I make this decision based on case-wise visual inspection. But I would quite often exclude as many as 25-30 out of 64 ICs, especially if it is patient data, which tends to be very artifact-prone. And I would recommend to do a visual raw data inspection and exclusion of the most noisy segments prior to ICA (I assume you do this anyway), this will reduce the number of ICs that you have to exclude.
I think giving general recommendations for how many components to reject is not possible. This is foremost due to differing levels of noise –if noise is very low and stereotypical, few components might capture it sufficiently. If noise levels are high and / or if artifactual sources are diverse, most components likely include some noise.
Reducing noise before ICA is most crucial. As Marius already mentioned, data should be carefully inspected in order to remove non-stereotypical and large amplitude noise. If the gamma band is of interest, separating data into a low (e.g. 30 Hz) can also be helpful.

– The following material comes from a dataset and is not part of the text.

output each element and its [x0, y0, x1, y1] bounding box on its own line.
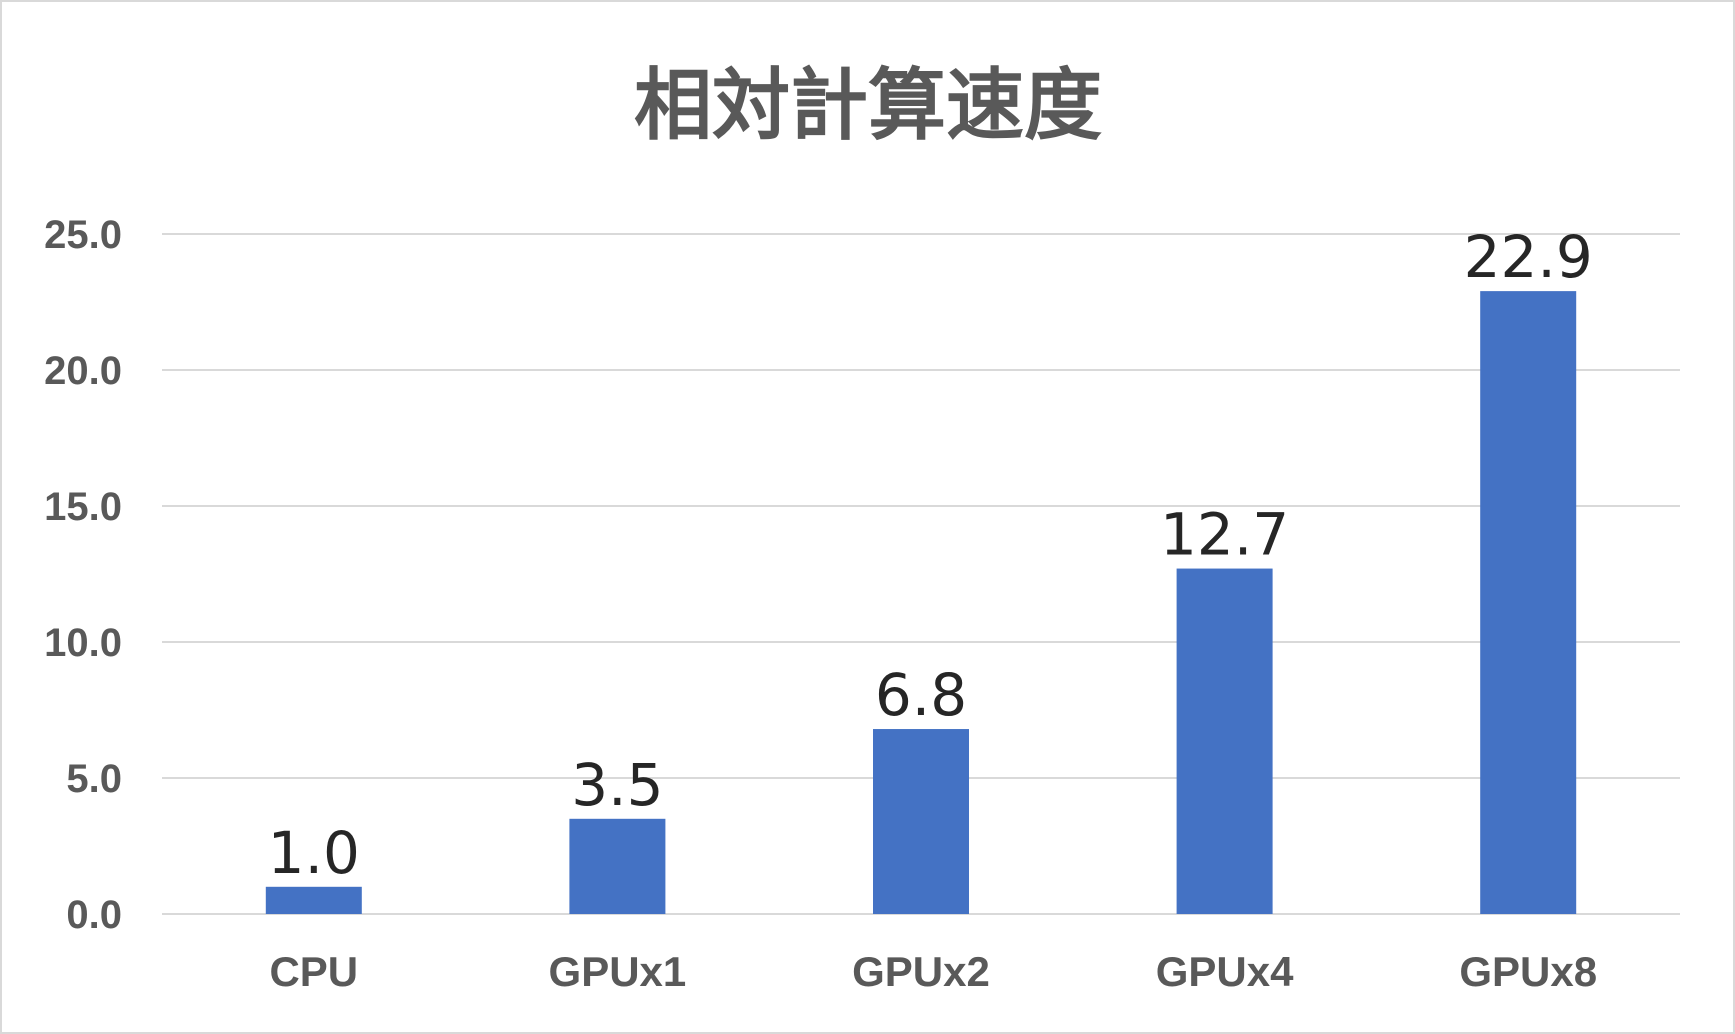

In my opinion, however, one decision has to be made a priori. That is, how conservative or liberal do I want to handle the decision for rejection? The conservative perspective would be to reject components only if there is a very clear signature of noise (e.g. heart beat, eye movement etc.). After all, every component represents a mixture of signal and noise. The liberal perspective would keep components only if noise is apparently absent. While both approaches are legitimate, it is very important to be consistent across participants.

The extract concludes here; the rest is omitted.